Material and Methods Study design: a multicenter, open label, randomized trial Population: all the patients with a severe abdominal condition who develop a severe sepsis or septic shock.
1. Inclusion Criteria:
1. adult (≥ 18 year) patients;
2. signed informed consent before surgical procedure;
3. severe sepsis or septic shock;
4. at least one of the following conditions: i) post-operative peritonitis, ii) recurrent gastrointestinal perforation, iii) post-operative hepatobiliary and/or pancreatic disorders including necrotizing pancreatitis, iv) post-operative intra-abdominal abscess, and v) anastomotic leak.
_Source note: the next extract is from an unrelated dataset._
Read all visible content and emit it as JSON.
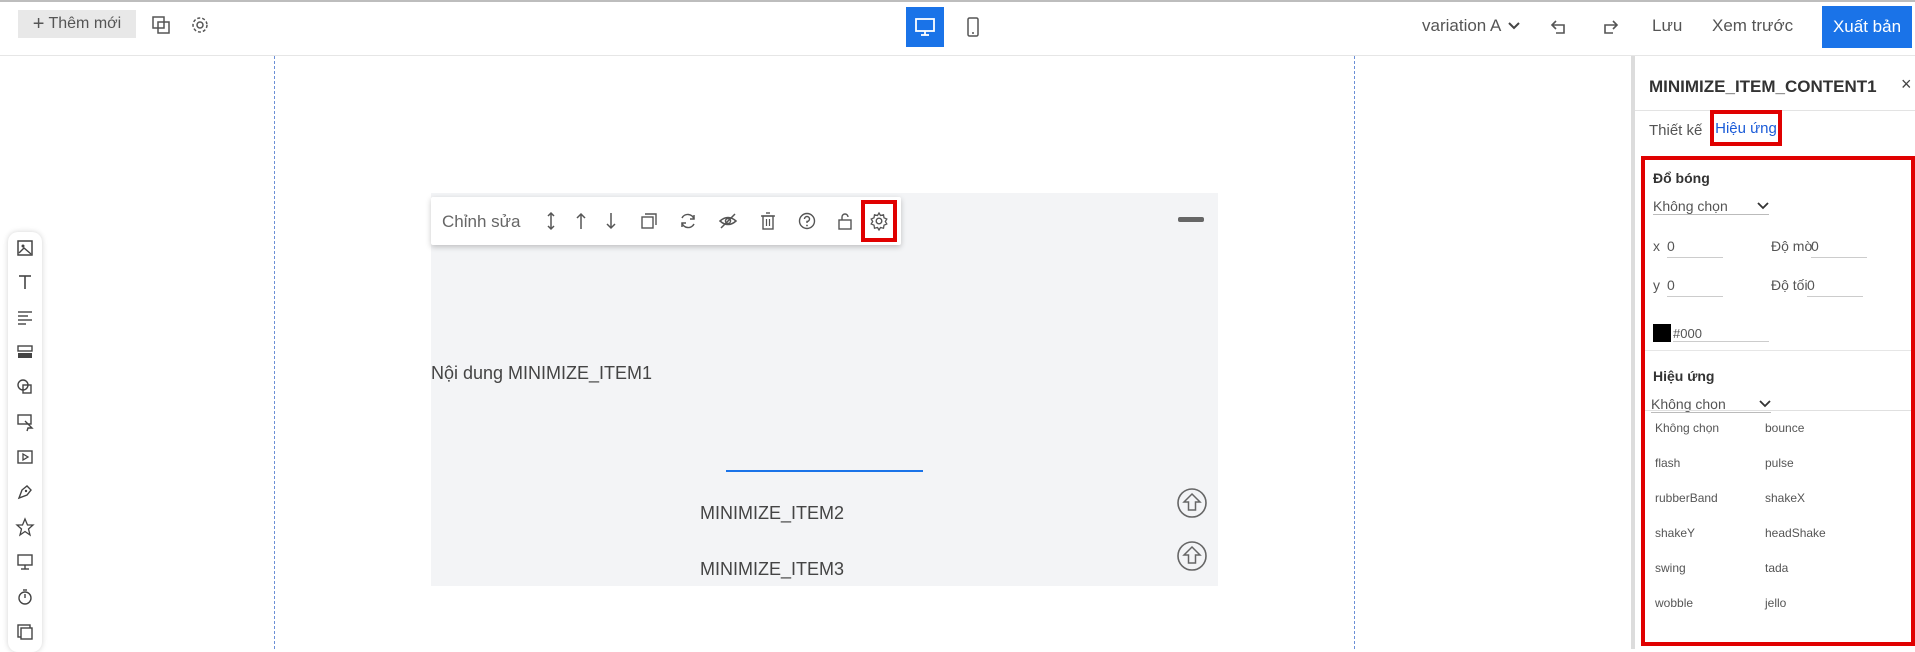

2. Exclusion criteria a. diagnosis of candidiasis before the enrollment b. exposure in the past 30 days to any antifungal treatment or diagnosis of invasive fungal infection; c. pregnancy or lactation; d. history of allergy to any of the antifungal drugs; e. major immunosuppression conditions including: i. neutropenia (\<0.5 × 109 neutrophils/L \[\<500 neutrophils/mm3\] for \>10 days), ii. receipt of an allogeneic stem cell transplant or solid organ transplantation, iii. inherited severe immunodeficiency (such as chronic granulomatous disease or severe combined immunodeficiency), iv. HIV infection with lymphocyte T CD4+ cell count \< 200/mmc. f. patients with poor prognosis or unable to sign informed consent.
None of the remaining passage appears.